Cover Classics takes a closer look at all-cover albums of the past, their genesis, and their legacy.

Strange Little Girls

Wham, Steely Dan, Bette Midler, Bill Withers, Rihanna, Led Zeppelin, Madonna, Eagles, the Stones – Tori Amos has covered ’em all, and anyone and everyone left in between. (OK, maybe except maybe boybands – it wouldn’t surprise me if she tackled, say, “Back For Good” at least somewhere live, but I couldn’t find it in the pages and pages and pages of YouTube Tori Covers links.) Not necessarily successfully every time, it’s true, but always challengingly and usually well worth the ride.

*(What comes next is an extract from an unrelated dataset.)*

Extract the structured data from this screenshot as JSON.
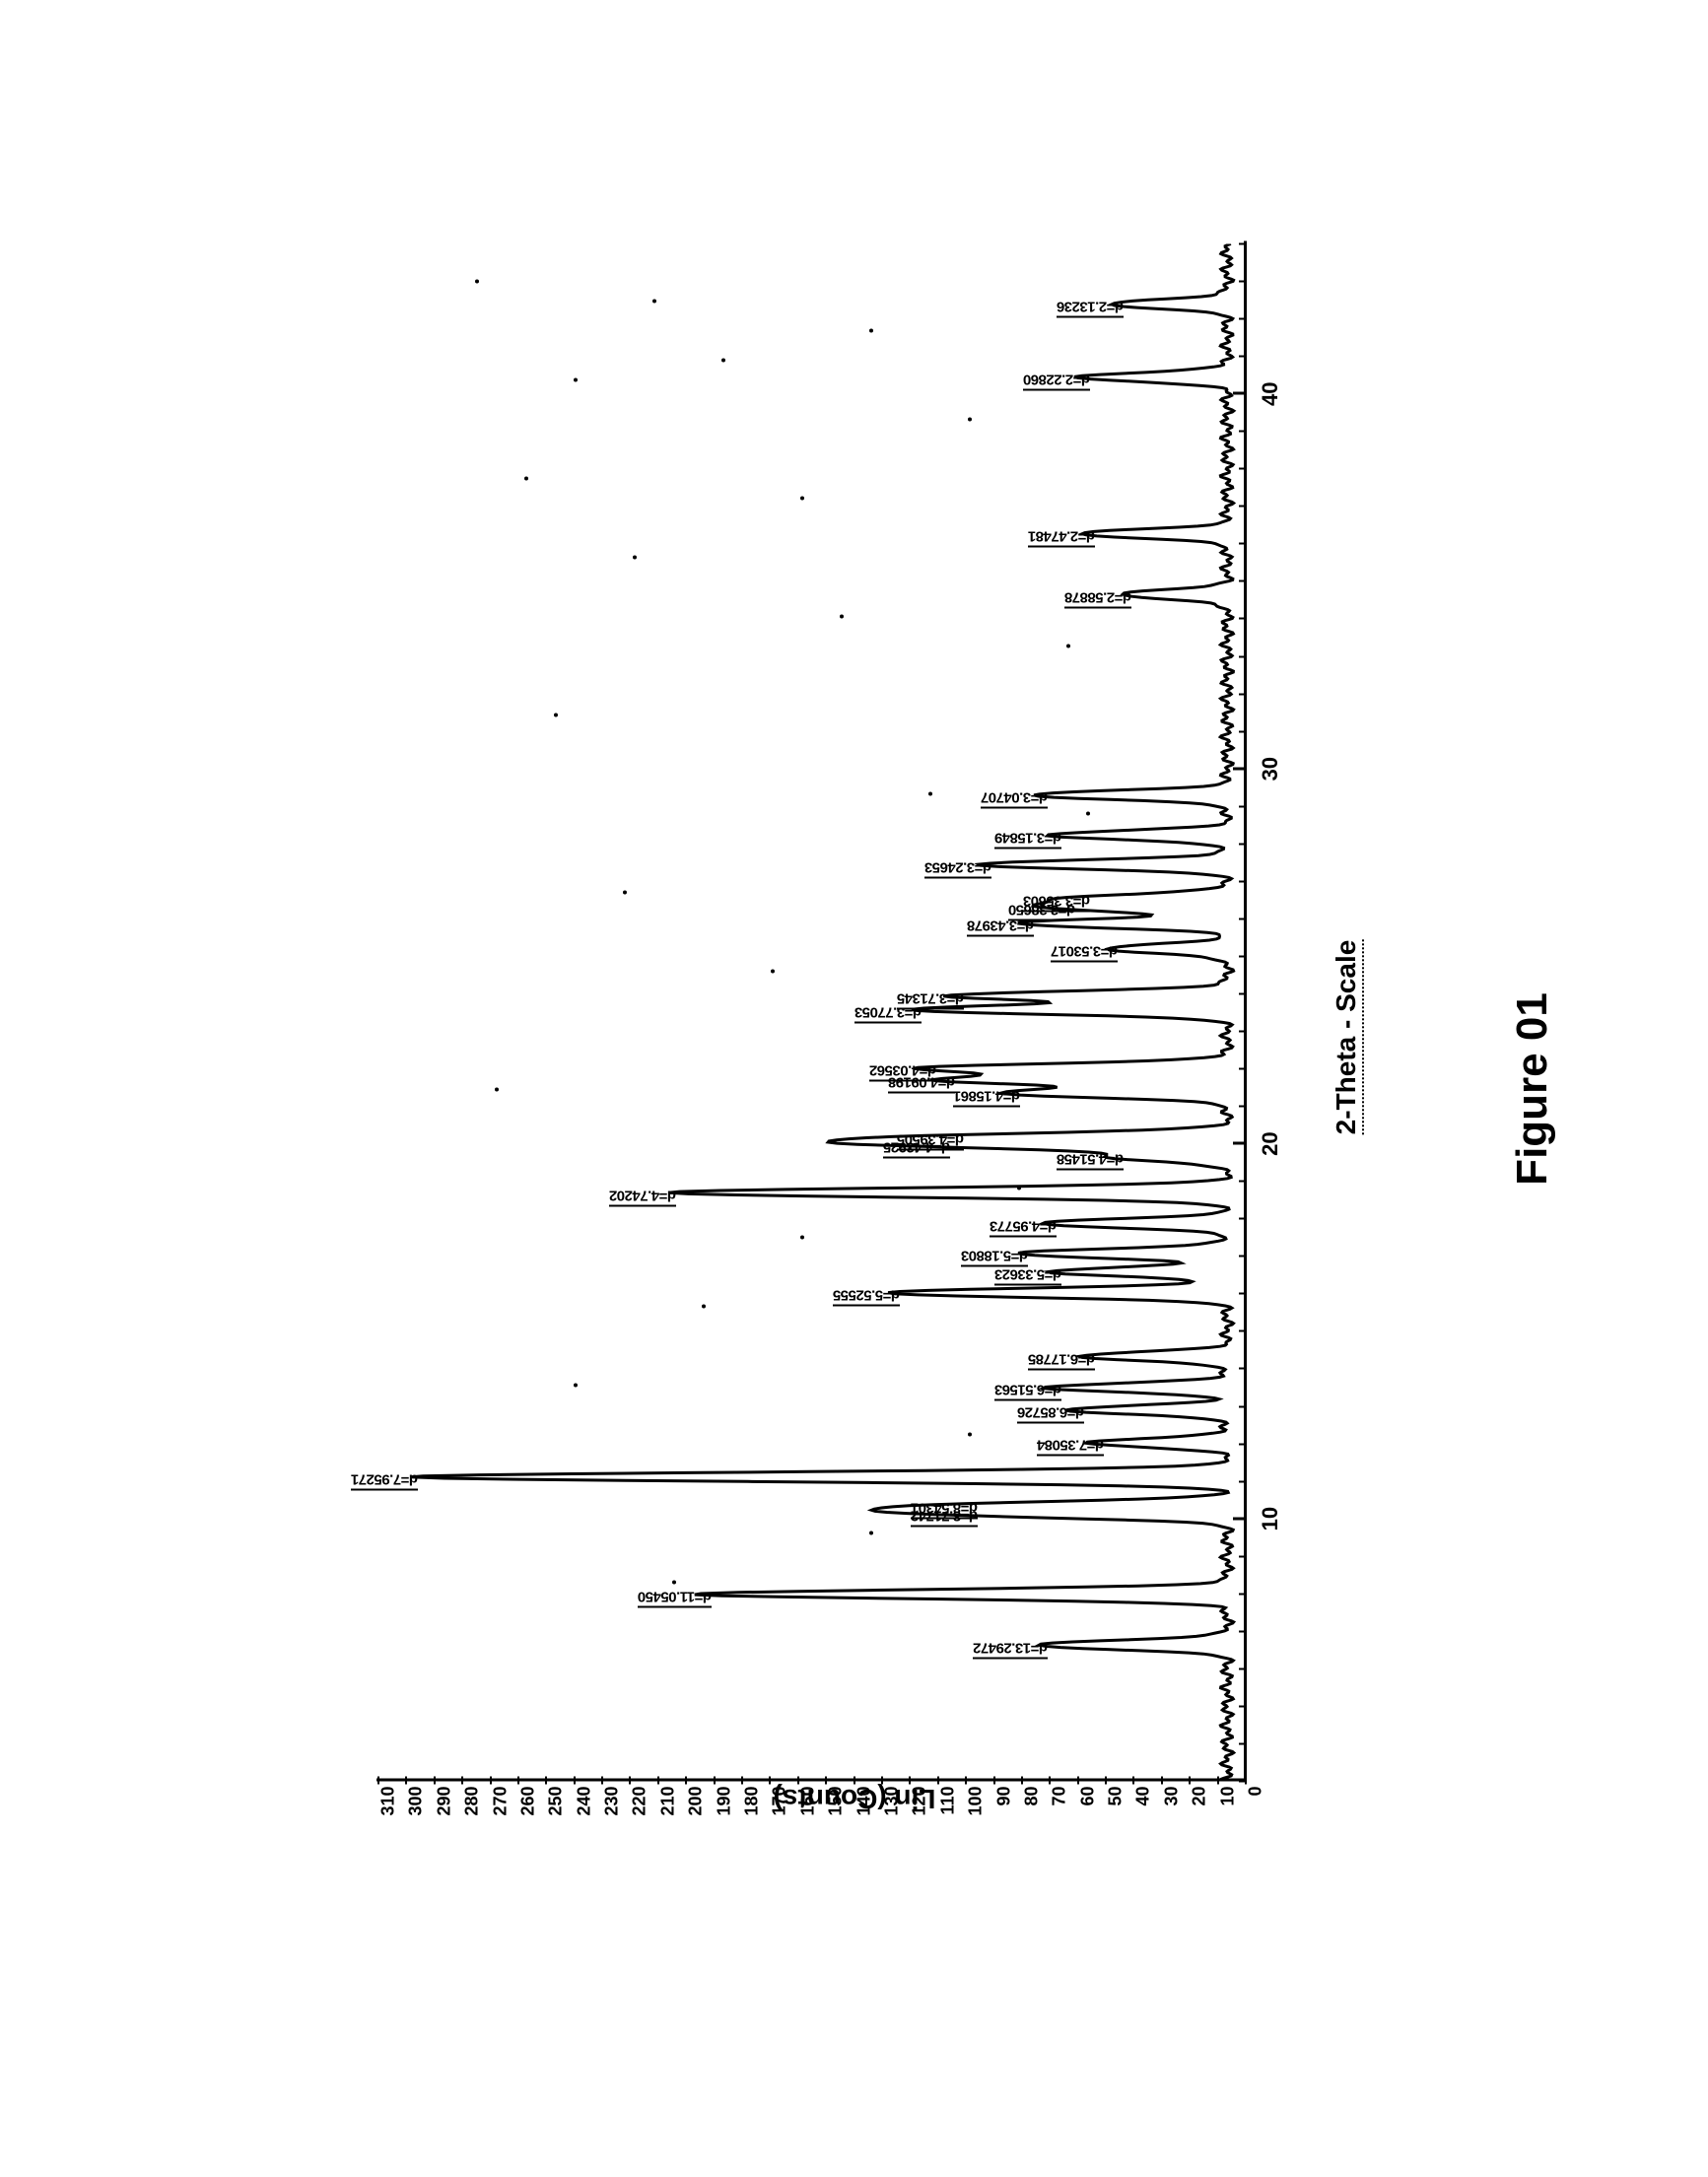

Despite this evident love for the songs of others, Amos has officially issued only the one covers project, such is her own prolific muse, with well over a dozen discs of her own. (There’s also Midwinter Graces, a festive album with several traditional songs, and Night of Hunters, reimagining several classical pieces of inspiration to her over her years, but they don’t really count as cover albums.) Strange Little Girls, which came out in 2001, had a specific intent. Rather than a outpouring of personal favorites, this was a procession of songs delineating a masculine view of the world. By men and about men. With Amos’s acknowledged feminist opinions and activism, this was a deliberate stance, with the aim of subverting them and offering a female perspective thereto.